Patrick Roegiers fait défiler dans l’univers de Satie tout le gratin surréaliste, André Breton (qui n’aimait pas Satie comme Boulez d’ailleurs) il enchaînait des relations et des amitiés compliquées par exemple lorsqu’il disait que « Ravel venait de refuser la Légion d’Honneur, mais toute sa musique l’accepte », Picasso bien sûr qui l’aimait beaucoup, Picabia, Cocteau, Poulenc, Duchamp et tant d’autres. Ses échanges avec Alphonse Allais, lorsqu’ils se croisent, valent 10 :

« Comment vas-tu ?
– Au plus bas.

Ou encore Alph son aîné de 12 ans, qui l’appelait Esoterick Satie à cause de son attirance pour les sciences occultes, dont nous dit l’auteur, qu’il n’avait pas prononcé un mot jusqu’à trois ans ;

Pourquoi lui demandait-on ?
Je n’avais rien à dire. »

Cela le flattait presque autant qu’il se payait sa tête. Il savait qu’un jour, viendraient la reconnaissance, la réussite et le succès. Satie prenait cela de haut. Il se connaissait si bien qu’avant d’aller se promener, il énumérait ainsi la fiche signalétique de ses particularités physiques.

« Cheveux et sourcils châtain foncé car il faut saisir la chance par les cheveux.
Yeux gris : pommelés, vifs et malicieux.
Front couvert : comme le ciel de Normandie.
Nez long : pas plus que de raison.
Bouche moyenne : comme la bourgeoisie à laquelle, par sa mise, il faisait mine d’appartenir
Menton large : comme le large qu’on prend en quittant la rade d’Honfleur.
Visage ovale : comme le corps d’une poire.
Taille 1m 657 centimètres
Barbiche : très soignée, bien taillée malgré l’absence de miroir et de cabinet de toilette.
Rien à ajouter
Rien à retrancher. « 

Un inventaire à la Prévert, tout juste né.
Désuet ? pas tant que ça.

J’aime beaucoup lorsque Patrick Roegiers parle de la musique de Satie, qui je trouve n’est pas assez présente dans le livre au profit de la personnalité du musicien. Parlant de Ravel « il s’en distinguait par la nouveauté de son jeu pianistique inégalé et la maîtrise exceptionnelle de se son orchestration. Ravel était debussyste comme Debussy était ravélien, et Satie satiste ; Aucun des trois n’était supérieur à l’autre. Accusé, à tort, de debussysme, Ravel, curieux de nature, s’intéressait à la musique de Satie qu’il connaissait depuis 1893, et jugeait les Gymnopédies « très en avance sur leur temps. »

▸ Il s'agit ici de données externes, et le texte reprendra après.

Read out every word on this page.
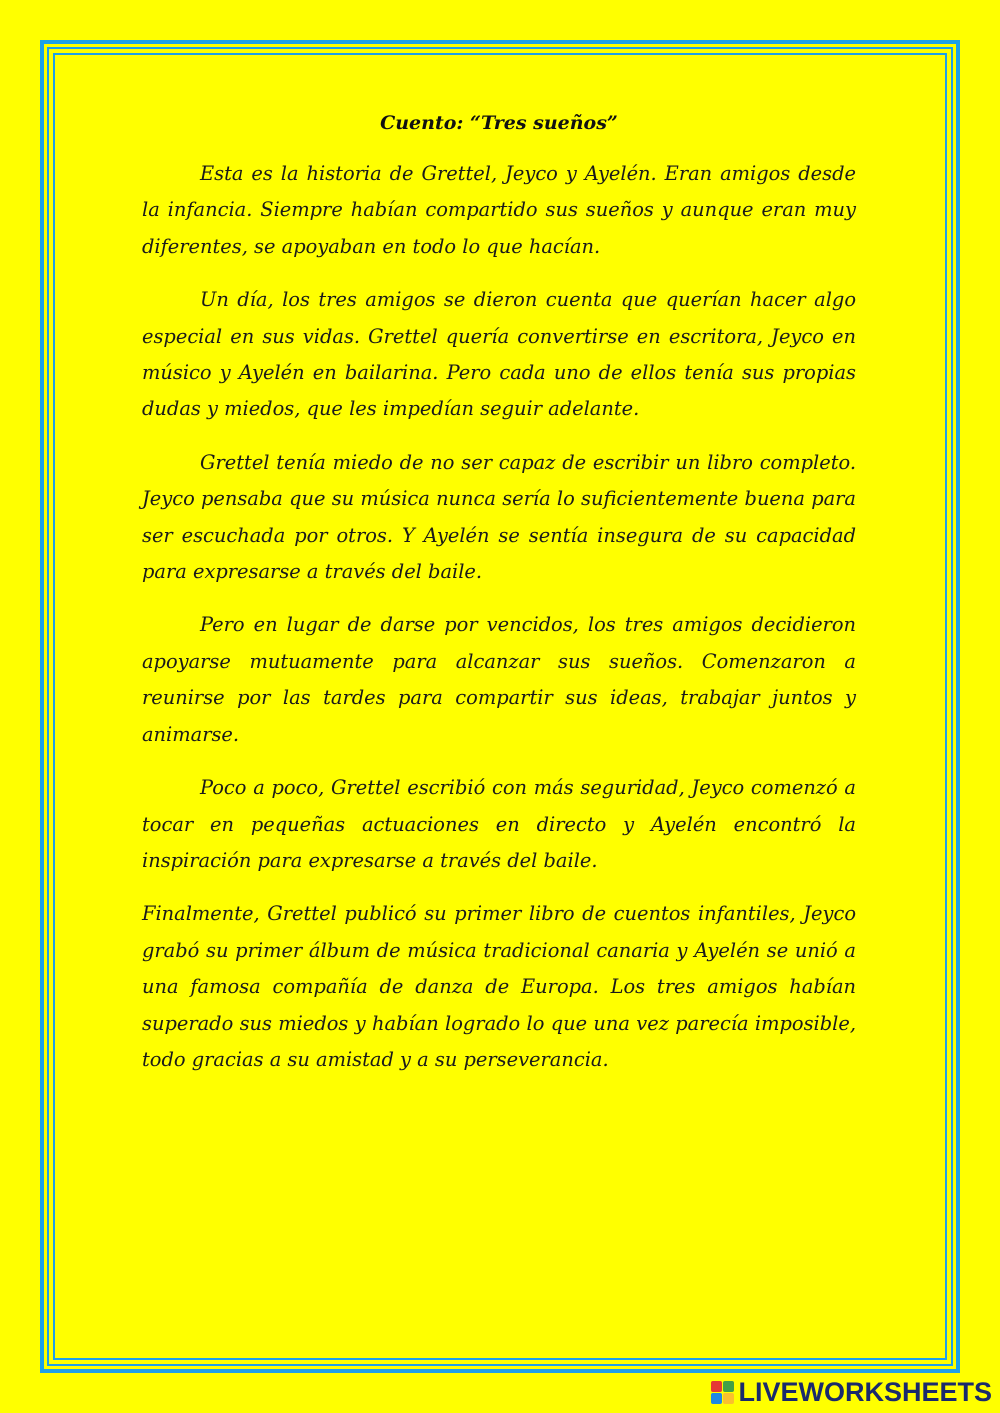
Cuento: “Tres sueños”
Esta es la historia de Grettel, Jeyco y Ayelén. Eran amigos desde la infancia. Siempre habían compartido sus sueños y aunque eran muy diferentes, se apoyaban en todo lo que hacían.
Un día, los tres amigos se dieron cuenta que querían hacer algo especial en sus vidas. Grettel quería convertirse en escritora, Jeyco en músico y Ayelén en bailarina. Pero cada uno de ellos tenía sus propias dudas y miedos, que les impedían seguir adelante.
Grettel tenía miedo de no ser capaz de escribir un libro completo. Jeyco pensaba que su música nunca sería lo suficientemente buena para ser escuchada por otros. Y Ayelén se sentía insegura de su capacidad para expresarse a través del baile.
Pero en lugar de darse por vencidos, los tres amigos decidieron apoyarse mutuamente para alcanzar sus sueños. Comenzaron a reunirse por las tardes para compartir sus ideas, trabajar juntos y animarse.
Poco a poco, Grettel escribió con más seguridad, Jeyco comenzó a tocar en pequeñas actuaciones en directo y Ayelén encontró la inspiración para expresarse a través del baile.
Finalmente, Grettel publicó su primer libro de cuentos infantiles, Jeyco grabó su primer álbum de música tradicional canaria y Ayelén se unió a una famosa compañía de danza de Europa. Los tres amigos habían superado sus miedos y habían logrado lo que una vez parecía imposible, todo gracias a su amistad y a su perseverancia.
LIVEWORKSHEETS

 « Le philosophe Vladimir Jankélévitch qui a beaucoup écrit sur la musique jouait Satie au piano « et assurait que c’était un homme « indéchiffrable » mais qu’il était aussi « problématique ». Il avait étudié de près sa création et en déduisait qu’il composait le matin, à jeun, dégrisé des excès de la veille, parfaitement réveillé, après l’ivresse de la nuit. Il précisait sur sa lancée que « la musique c’est l’art du temps, volatile comme une bulle de savon »et ajoutait, en conclusion, qu’elle était précaire, fragile, périlleuse et clandestine » et n’était en fin de compte que du presque rien «.  Elle était inutile au monde mais « apportait de la joie ». C’est cela qu’était la musique de Satie. « Plus loin, Roegiers précise que Satie refusait la profondeur et la pénombre, ne créait que des choses courtes, quelques secondes, une minute était très longue pour lui, une heure n’en parlons pas. Il excellait dans la brièveté. « 

On croise tout le beau linge parisien de l’époque, des cabarets, des concerts, des théâtres, des artistes qui se libérait du joug des contraintes, des règles dans la musique, la peinture ou la littérature, intégrant un humour iconoclaste « si vous voulez vivre longtemps, vivez vieux. « On prend énormément de plaisir à flâner dans cette vie pauvre d’argent mais riche de sensations, si inventive, loin des crédos actuels.

« Satie nous dit Roegiers avec beaucoup de finesse, était le maître de la durée et il se réjouissait que Cage et Glass marchaient sur ses traces dans le traitement de la durée et la temporalité de la musique ». Le Temps était leur langage commun. Cage avait opté pour la recherche et la découverte incessantes de nouvelles sonorités. L’arithmomanie de Satie, perçue erronément, était un principe formel. La répétition à satiété d’un même motif, repris sans cesse, jusqu’à saturation, « Satie-ration », avec des modulations, des ralentis alanguis, proches de l’endormissement, de subites accélérations, aussi soudaines que des sursauts, s’avérait un principe de création parfaitement actuel, des plus contemporain. Satie était de son temps, en avance sur son temps et hors du temps. Sa musique était intemporelle et temporelle, elle remettait en question non seulement le temps musical, mais la question même du Temps ».

Avec une écriture toujours très musicale, c’est sûr, Patrick Roegiers, faisant fi du temps et des époques, convoque dans un long dernier chapitre, au surréalisme enlevé, toutes les grandes pointures artistiques, pour la fin de vie et la mort de Satie. C’est la partie la plus émouvante, touchante et troublante de ce livre, beau comme une Gymnopédie.

« Tout le monde aimait Satie, nous dit Patrick Roegiers, de Guy Debord à Francis Ponge, d’Orson Wells à Woody Allen, de Carlos Saura à Magritte, de Sempé à Jankélévitch. Tous les grands génies des arts et lettres. Et tous les amateurs obscurs comme moi.

Un être blagueur mais d’une tristesse et d’un désenchantement tel qu’il disait « que l’homme est aussi fait pour rêver que pour avoir une jambe de bois. » Ou bien lors de la fin de sa vie cet échange avec Blaise Cendrars, au patronyme composé de braise et de cendre, où Derain confiant à Cendrars l’immensité de son chagrin. « Je n’ai eu que deux ou trois amis dans ma vie ». Et Cendrars, qui tenait Satie pour le plus grand musicien français, le « seul moderne », avait répondu, avec des larmes dans la voix : « c’est déjà beaucoup. Je n’en ai pas autant ».

Patrick Roegiers, instille son immense culture dans le cœur et l’âme du lecteur, il tient là un récit émouvant, accordé, désenchanté, sans fausse note, féroce parfois, un  livre à contre-courant de notre époque actuelle  et rend grâce et hommage , à un créateur, singulier.